Jinbhadragani Ke Ek Ganitya Sutra Ka Rahasya

Here's a comprehensive summary of the provided Jain text, "जिनभद्रगणि के एक गणितीय सूत्र का रहस्य" (The Mystery of a Mathematical Formula of Jinbhadragani) by Dr. Radhacharan Gupta:

This article, authored by Dr. Radhacharan Gupta, delves into a significant mathematical formula presented by the esteemed Jain Acharya Jinbhadragani Kshamashraman. Jinbhadragani, considered the tenth "Yugapradhan" (epochal leader) among Jains, lived around 600 CE. He is renowned for his "Visheshavasthak Bhashya," a commentary on the Samayikadhyayana section of the Avashyakasutra, completed in Shak 531 (609 CE) and comprising approximately 3600 Prakrit verses. Besides this major work, he is credited with numerous other texts and commentaries, including "Kshetravishayas" or "Brihatkshetravishayas," "Brihatsangrahani," "Jeetkalpa," "Dhyanashatak," "Nishithabhashya," and commentaries on the Pragyapana-sutra and Sharirapada.

The focus of this article is specifically on Jinbhadragani's "Brihatkshetravishayas," a work of 637 verses. The author notes that this text was commented upon by several prominent scholars like Haribhadra, Siddhasuri, Malayagiri, Vijaysingh, Devbhadra, Anandasuri, and Devanand, with Malayagiri's commentary being the only one published (in 1920-21 CE by the Jain Dharma Prasarak Sabha in Bhavnagar).

The core of the article lies in the analysis of a particular mathematical formula that Jinbhadragani cited in his "Brihatkshetravishayas" (Chapter 1, verse 122). This formula is designed to calculate the area of a circular segment formed between two parallel chords of a circle (where the segment is less than a semicircle). The author highlights that this formula is unique and its derivation has been a challenge for scholars until now.

The article presents the formula as follows: Let:

• a be the length of the smaller chord (AB).
• b be the length of the larger parallel chord (CD).
• h be the distance between the two parallel chords (LN).

According to Jinbhadragani's formula, the area (K) of the circular segment is given by: K = [√(a² + b²)] * h .....(1)

The author then proposes a simplified derivation for this formula. He acknowledges that the area of the trapezoid (ABHDCGA) formed by connecting the endpoints of the chords would be: T = ½ (a + b) h .....(2)

However, Jinbhadragani, aware that using the trapezoid's area would yield a result significantly less than the actual circular segment area, sought a formula that would provide a greater area. Formula (1) achieves this. The article explains the rationale behind the formula by comparing it to another known formula.

It references a well-established ancient formula relating a chord (c) and the sagitta (height of the segment, g) of a circle with radius R: 4g (2R - g) = c² .....(4)

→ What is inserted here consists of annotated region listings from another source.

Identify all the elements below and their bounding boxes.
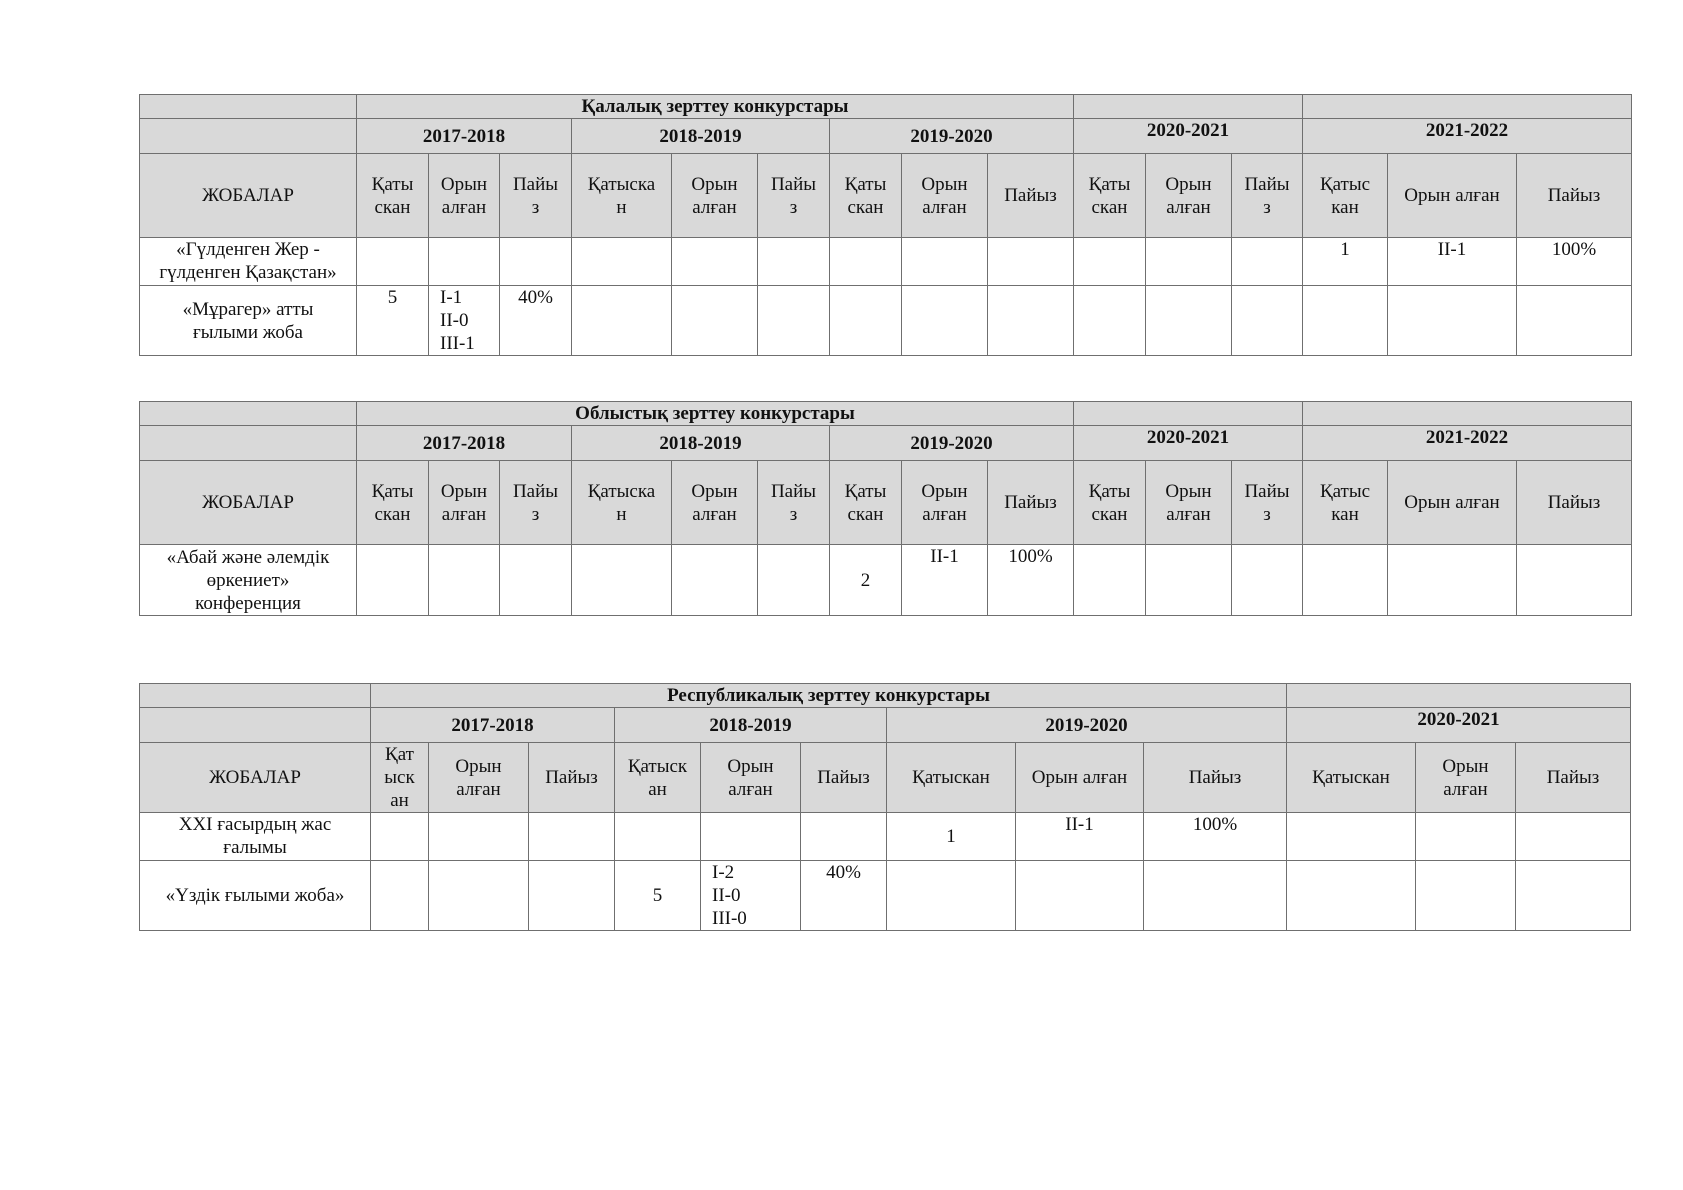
participated-header: Қаты скан <box>1074 461 1146 545</box>
participated-header: Қаты скан <box>1074 154 1146 238</box>
placed-header: Орын алған <box>1388 461 1517 545</box>
data-cell <box>529 861 615 931</box>
percent-header: Пайы з <box>1232 461 1303 545</box>
data-cell <box>357 238 429 286</box>
data-cell <box>887 861 1016 931</box>
participated-cell: 1 <box>1303 238 1388 286</box>
placed-header: Орын алған <box>701 743 801 813</box>
year-header: 2019-2020 <box>830 426 1074 461</box>
participated-header: Қаты скан <box>830 154 902 238</box>
data-cell <box>572 545 672 616</box>
placed-header: Орын алған <box>1388 154 1517 238</box>
header-blank <box>1074 402 1303 426</box>
data-cell <box>988 286 1074 356</box>
data-cell <box>672 238 758 286</box>
data-cell <box>1016 861 1144 931</box>
year-header: 2020-2021 <box>1074 426 1303 461</box>
city-contests-table <box>139 94 1632 356</box>
data-cell <box>1517 545 1632 616</box>
data-cell <box>701 813 801 861</box>
placed-header: Орын алған <box>1146 461 1232 545</box>
data-cell <box>1074 286 1146 356</box>
participated-header: Қатыскан <box>1287 743 1416 813</box>
table-title: Қалалық зерттеу конкурстары <box>357 95 1074 119</box>
data-cell <box>672 286 758 356</box>
data-cell <box>429 238 500 286</box>
participated-header: Қатыс кан <box>1303 461 1388 545</box>
project-name: XXI ғасырдың жас ғалымы <box>140 813 371 861</box>
corner-cell <box>140 119 357 154</box>
percent-header: Пайыз <box>1144 743 1287 813</box>
data-cell <box>902 238 988 286</box>
data-cell <box>758 238 830 286</box>
placed-cell: I-2 II-0 III-0 <box>701 861 801 931</box>
projects-header: ЖОБАЛАР <box>140 743 371 813</box>
table-row <box>140 545 1632 616</box>
placed-header: Орын алған <box>902 154 988 238</box>
year-header: 2021-2022 <box>1303 119 1632 154</box>
percent-header: Пайыз <box>1516 743 1631 813</box>
participated-header: Қатыска н <box>572 154 672 238</box>
year-header: 2017-2018 <box>357 119 572 154</box>
percent-header: Пайы з <box>758 461 830 545</box>
data-cell <box>1074 238 1146 286</box>
data-cell <box>1516 813 1631 861</box>
data-cell <box>1303 545 1388 616</box>
data-cell <box>1303 286 1388 356</box>
data-cell <box>357 545 429 616</box>
data-cell <box>529 813 615 861</box>
table-row <box>140 813 1631 861</box>
year-header: 2019-2020 <box>830 119 1074 154</box>
participated-cell: 2 <box>830 545 902 616</box>
participated-cell: 5 <box>615 861 701 931</box>
data-cell <box>902 286 988 356</box>
corner-cell <box>140 684 371 708</box>
table-row <box>140 238 1632 286</box>
participated-cell: 1 <box>887 813 1016 861</box>
data-cell <box>1517 286 1632 356</box>
projects-header: ЖОБАЛАР <box>140 154 357 238</box>
placed-header: Орын алған <box>1416 743 1516 813</box>
percent-header: Пайы з <box>1232 154 1303 238</box>
year-header: 2017-2018 <box>371 708 615 743</box>
percent-cell: 40% <box>500 286 572 356</box>
data-cell <box>1074 545 1146 616</box>
data-cell <box>615 813 701 861</box>
data-cell <box>672 545 758 616</box>
data-cell <box>1287 813 1416 861</box>
project-name: «Үздік ғылыми жоба» <box>140 861 371 931</box>
placed-header: Орын алған <box>672 461 758 545</box>
data-cell <box>371 861 429 931</box>
data-cell <box>572 286 672 356</box>
placed-cell: I-1 II-0 III-1 <box>429 286 500 356</box>
data-cell <box>1388 286 1517 356</box>
corner-cell <box>140 95 357 119</box>
data-cell <box>1144 861 1287 931</box>
percent-header: Пайыз <box>1517 154 1632 238</box>
placed-header: Орын алған <box>1146 154 1232 238</box>
placed-cell: II-1 <box>1016 813 1144 861</box>
percent-cell: 40% <box>801 861 887 931</box>
placed-header: Орын алған <box>672 154 758 238</box>
percent-header: Пайыз <box>801 743 887 813</box>
participated-header: Қатыс кан <box>1303 154 1388 238</box>
placed-cell: II-1 <box>1388 238 1517 286</box>
participated-header: Қаты скан <box>830 461 902 545</box>
header-blank <box>1287 684 1631 708</box>
placed-header: Орын алған <box>429 461 500 545</box>
percent-header: Пайыз <box>1517 461 1632 545</box>
data-cell <box>830 238 902 286</box>
percent-cell: 100% <box>1144 813 1287 861</box>
data-cell <box>429 545 500 616</box>
corner-cell <box>140 402 357 426</box>
data-cell <box>572 238 672 286</box>
participated-header: Қаты скан <box>357 461 429 545</box>
regional-contests-table <box>139 401 1632 616</box>
corner-cell <box>140 426 357 461</box>
year-header: 2017-2018 <box>357 426 572 461</box>
year-header: 2019-2020 <box>887 708 1287 743</box>
year-header: 2020-2021 <box>1287 708 1631 743</box>
placed-header: Орын алған <box>902 461 988 545</box>
project-name: «Гүлденген Жер - гүлденген Қазақстан» <box>140 238 357 286</box>
data-cell <box>371 813 429 861</box>
data-cell <box>1146 286 1232 356</box>
placed-header: Орын алған <box>429 743 529 813</box>
project-name: «Абай және әлемдік өркениет» конференция <box>140 545 357 616</box>
data-cell <box>1232 238 1303 286</box>
percent-header: Пайыз <box>988 154 1074 238</box>
data-cell <box>500 545 572 616</box>
header-blank <box>1303 402 1632 426</box>
placed-header: Орын алған <box>429 154 500 238</box>
percent-header: Пайыз <box>988 461 1074 545</box>
data-cell <box>1232 286 1303 356</box>
percent-cell: 100% <box>988 545 1074 616</box>
data-cell <box>1146 545 1232 616</box>
year-header: 2021-2022 <box>1303 426 1632 461</box>
participated-header: Қаты скан <box>357 154 429 238</box>
participated-header: Қат ыск ан <box>371 743 429 813</box>
data-cell <box>1388 545 1517 616</box>
data-cell <box>988 238 1074 286</box>
header-blank <box>1074 95 1303 119</box>
participated-cell: 5 <box>357 286 429 356</box>
year-header: 2018-2019 <box>615 708 887 743</box>
percent-header: Пайыз <box>529 743 615 813</box>
percent-header: Пайы з <box>500 154 572 238</box>
corner-cell <box>140 708 371 743</box>
data-cell <box>1516 861 1631 931</box>
participated-header: Қатыска н <box>572 461 672 545</box>
placed-header: Орын алған <box>1016 743 1144 813</box>
data-cell <box>429 813 529 861</box>
year-header: 2018-2019 <box>572 426 830 461</box>
table-row <box>140 861 1631 931</box>
data-cell <box>1416 861 1516 931</box>
projects-header: ЖОБАЛАР <box>140 461 357 545</box>
table-title: Облыстық зерттеу конкурстары <box>357 402 1074 426</box>
data-cell <box>801 813 887 861</box>
data-cell <box>1416 813 1516 861</box>
data-cell <box>1232 545 1303 616</box>
participated-header: Қатыскан <box>887 743 1016 813</box>
header-blank <box>1303 95 1632 119</box>
project-name: «Мұрагер» атты ғылыми жоба <box>140 286 357 356</box>
placed-cell: II-1 <box>902 545 988 616</box>
data-cell <box>830 286 902 356</box>
percent-cell: 100% <box>1517 238 1632 286</box>
data-cell <box>1287 861 1416 931</box>
data-cell <box>429 861 529 931</box>
data-cell <box>758 545 830 616</box>
year-header: 2018-2019 <box>572 119 830 154</box>
data-cell <box>758 286 830 356</box>
table-row <box>140 286 1632 356</box>
percent-header: Пайы з <box>500 461 572 545</box>
data-cell <box>1146 238 1232 286</box>
data-cell <box>500 238 572 286</box>
percent-header: Пайы з <box>758 154 830 238</box>
year-header: 2020-2021 <box>1074 119 1303 154</box>
republican-contests-table <box>139 683 1631 931</box>
participated-header: Қатыск ан <box>615 743 701 813</box>
table-title: Республикалық зерттеу конкурстары <box>371 684 1287 708</box>
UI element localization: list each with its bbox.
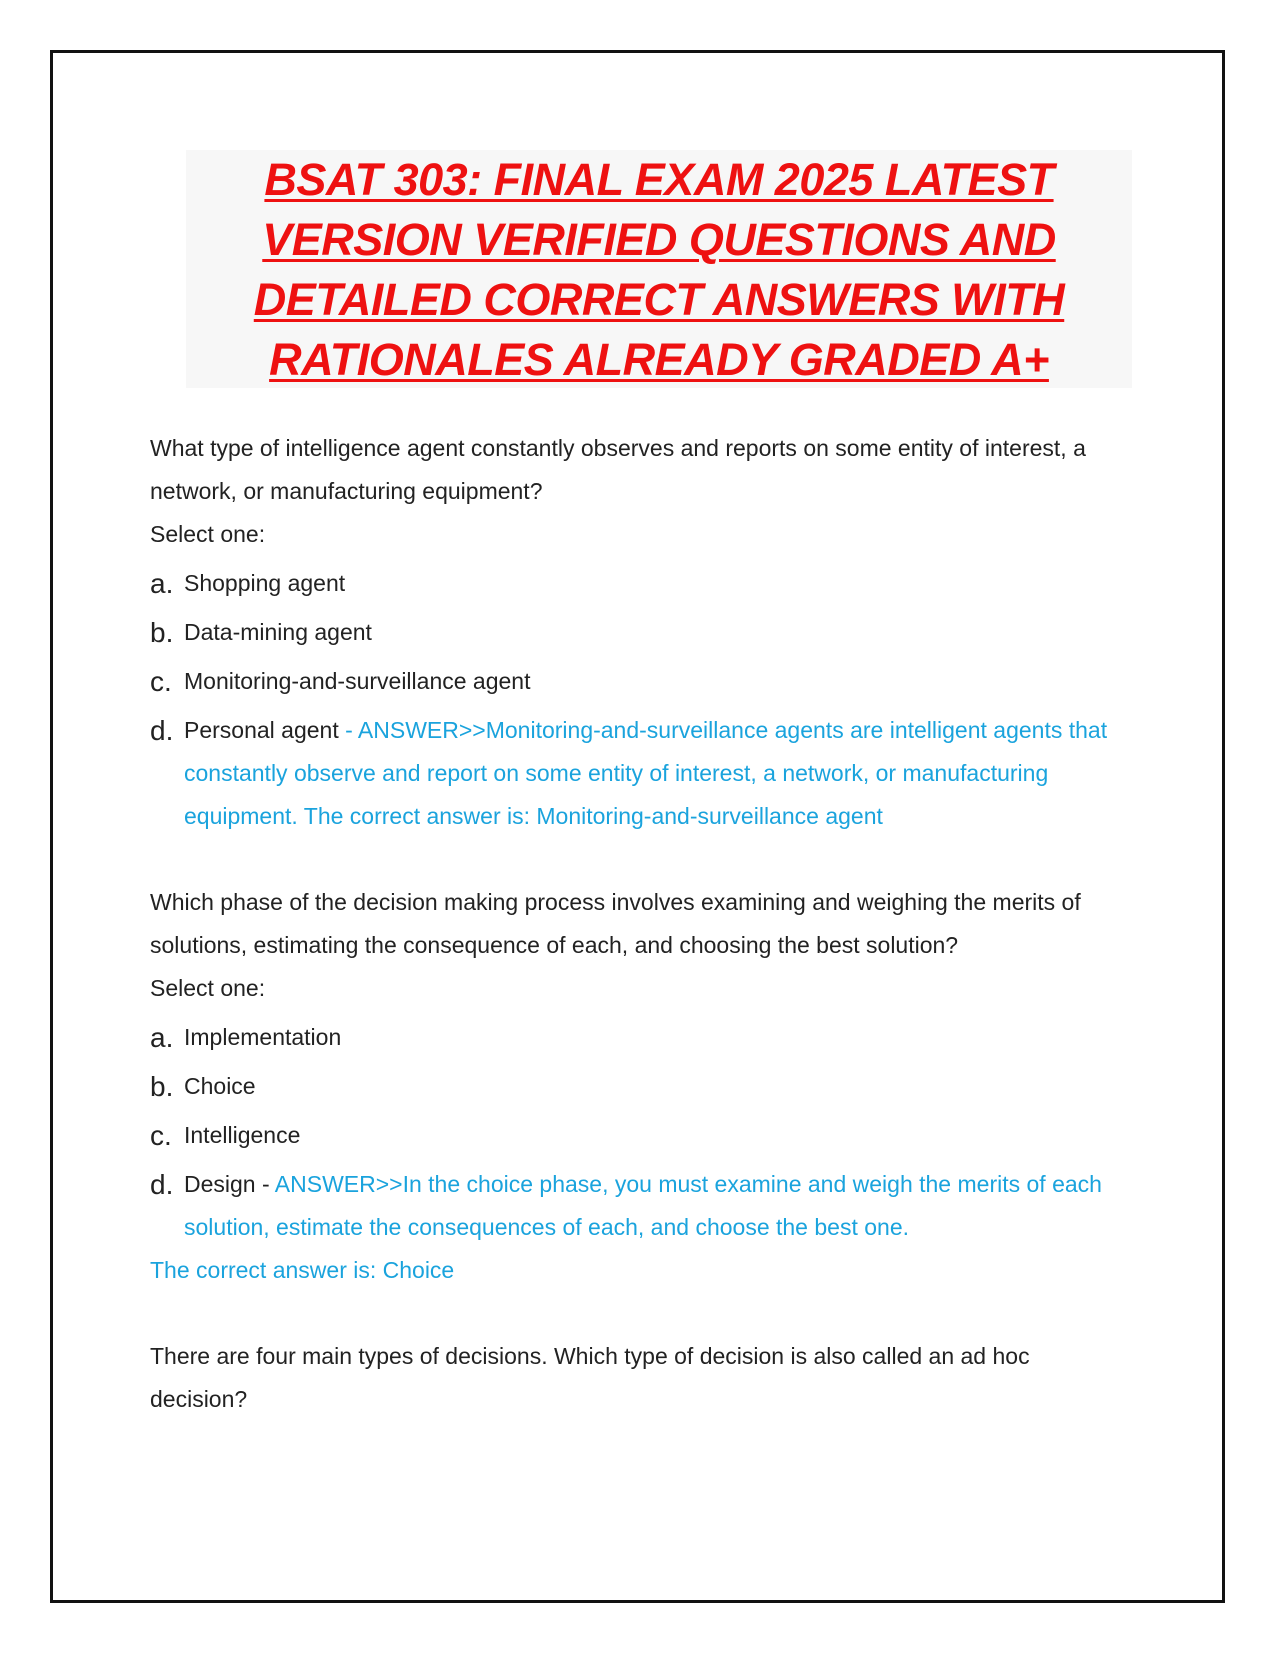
answer-dash: - bbox=[255, 1171, 275, 1197]
answer-option bbox=[150, 709, 1130, 838]
option-letter: b. bbox=[150, 617, 174, 648]
answer-option bbox=[150, 1163, 1130, 1249]
option-letter: d. bbox=[150, 715, 174, 746]
question-block bbox=[150, 881, 1130, 1292]
title-line: RATIONALES ALREADY GRADED A+ bbox=[269, 334, 1049, 385]
answer-option bbox=[150, 562, 1130, 605]
title-line: DETAILED CORRECT ANSWERS WITH bbox=[253, 274, 1065, 325]
option-letter: d. bbox=[150, 1169, 174, 1200]
option-body bbox=[184, 1163, 1130, 1249]
question-text: What type of intelligence agent constantly observes and reports on some entity of interest, a network, or manufacturing equipment? bbox=[150, 435, 1086, 504]
option-letter: a. bbox=[150, 568, 174, 599]
option-letter: c. bbox=[150, 1120, 172, 1151]
question-text: There are four main types of decisions. Which type of decision is also called an ad hoc decision? bbox=[150, 1343, 1030, 1412]
answer-rationale: ANSWER>>In the choice phase, you must examine and weigh the merits of each solution, estimate the consequences of each, and choose the best one. bbox=[184, 1171, 1102, 1240]
option-text: Personal agent bbox=[184, 717, 339, 743]
title-line: VERSION VERIFIED QUESTIONS AND bbox=[262, 214, 1056, 265]
answer-option bbox=[150, 611, 1130, 654]
option-text: Monitoring-and-surveillance agent bbox=[184, 668, 531, 694]
option-text: Implementation bbox=[184, 1024, 342, 1050]
correct-answer-line: The correct answer is: Choice bbox=[150, 1257, 455, 1283]
spacer bbox=[150, 838, 1130, 881]
option-text: Design bbox=[184, 1171, 256, 1197]
answer-option bbox=[150, 1016, 1130, 1059]
option-letter: b. bbox=[150, 1071, 174, 1102]
select-one-label: Select one: bbox=[150, 975, 266, 1001]
option-text: Data-mining agent bbox=[184, 619, 372, 645]
title-line: BSAT 303: FINAL EXAM 2025 LATEST bbox=[264, 154, 1054, 205]
option-body bbox=[184, 709, 1130, 838]
option-text: Shopping agent bbox=[184, 570, 346, 596]
question-block bbox=[150, 1335, 1130, 1421]
answer-option bbox=[150, 1065, 1130, 1108]
answer-option bbox=[150, 660, 1130, 703]
spacer bbox=[150, 1292, 1130, 1335]
option-letter: a. bbox=[150, 1022, 174, 1053]
answer-rationale: - ANSWER>>Monitoring-and-surveillance agents are intelligent agents that constantly observe and report on some entity of interest, a network, or manufacturing equipment. The correct answer is: Monitoring-and-surveillance agent bbox=[184, 717, 1108, 829]
option-text: Intelligence bbox=[184, 1122, 301, 1148]
question-text: Which phase of the decision making process involves examining and weighing the merits of solutions, estimating the consequence of each, and choosing the best solution? bbox=[150, 889, 1081, 958]
document-title bbox=[186, 150, 1132, 390]
option-letter: c. bbox=[150, 666, 172, 697]
option-text: Choice bbox=[184, 1073, 256, 1099]
document-body bbox=[150, 427, 1130, 1421]
answer-option bbox=[150, 1114, 1130, 1157]
select-one-label: Select one: bbox=[150, 521, 266, 547]
question-block bbox=[150, 427, 1130, 838]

This formula was also known to Jinbhadragani (Brihatkshetravishayas, Chapter 1, verse 36). Using this, the length of the chord (EF) exactly in the middle of the two parallel chords (AB and CD), passing through the midpoint (M) of their distance (LN), can be calculated as: (EF) = (a + b) / 2 + h²/ (a + b) .....(5) (Note: The provided text has a slight ambiguity in the formula presentation for EF. The interpretation here is based on standard geometric principles for the midpoint chord length in a segment defined by two parallel chords. The text implies a modification of the simple average.)

The author clarifies that using the length of a chord GH which is intermediate to the chords AB and CD, as implied by Jinbhadragani's approach to find a better approximation, is what leads to his formula. The formula (a + b²)/2 represents an effective average length, and multiplying it by the distance h yields Jinbhadragani's formula (1). This approach demonstrates Jinbhadragani's mathematical ingenuity in finding an intermediate value that provides a more accurate area than the simple trapezoidal approximation.

The article concludes by highlighting the significant role of mathematics in Jain scriptures, particularly in subjects like the division of space (lok-alok), the changes of epochs (yuga-parivartan), and the descriptions of different modes of existence (gati). It points to advanced mathematical concepts found in texts like Dhavala, Tiloyapannatti, Rajavartika, and Trilokasara, citing an example from Bhagavat Bhutabali's Dhavala regarding the extensive numerical system used by Jain Acharyas.

In essence, the article provides an insightful exploration of a unique and historically significant mathematical formula by Jinbhadragani, offering a simplified derivation and placing it within the broader context of Jain mathematical achievements.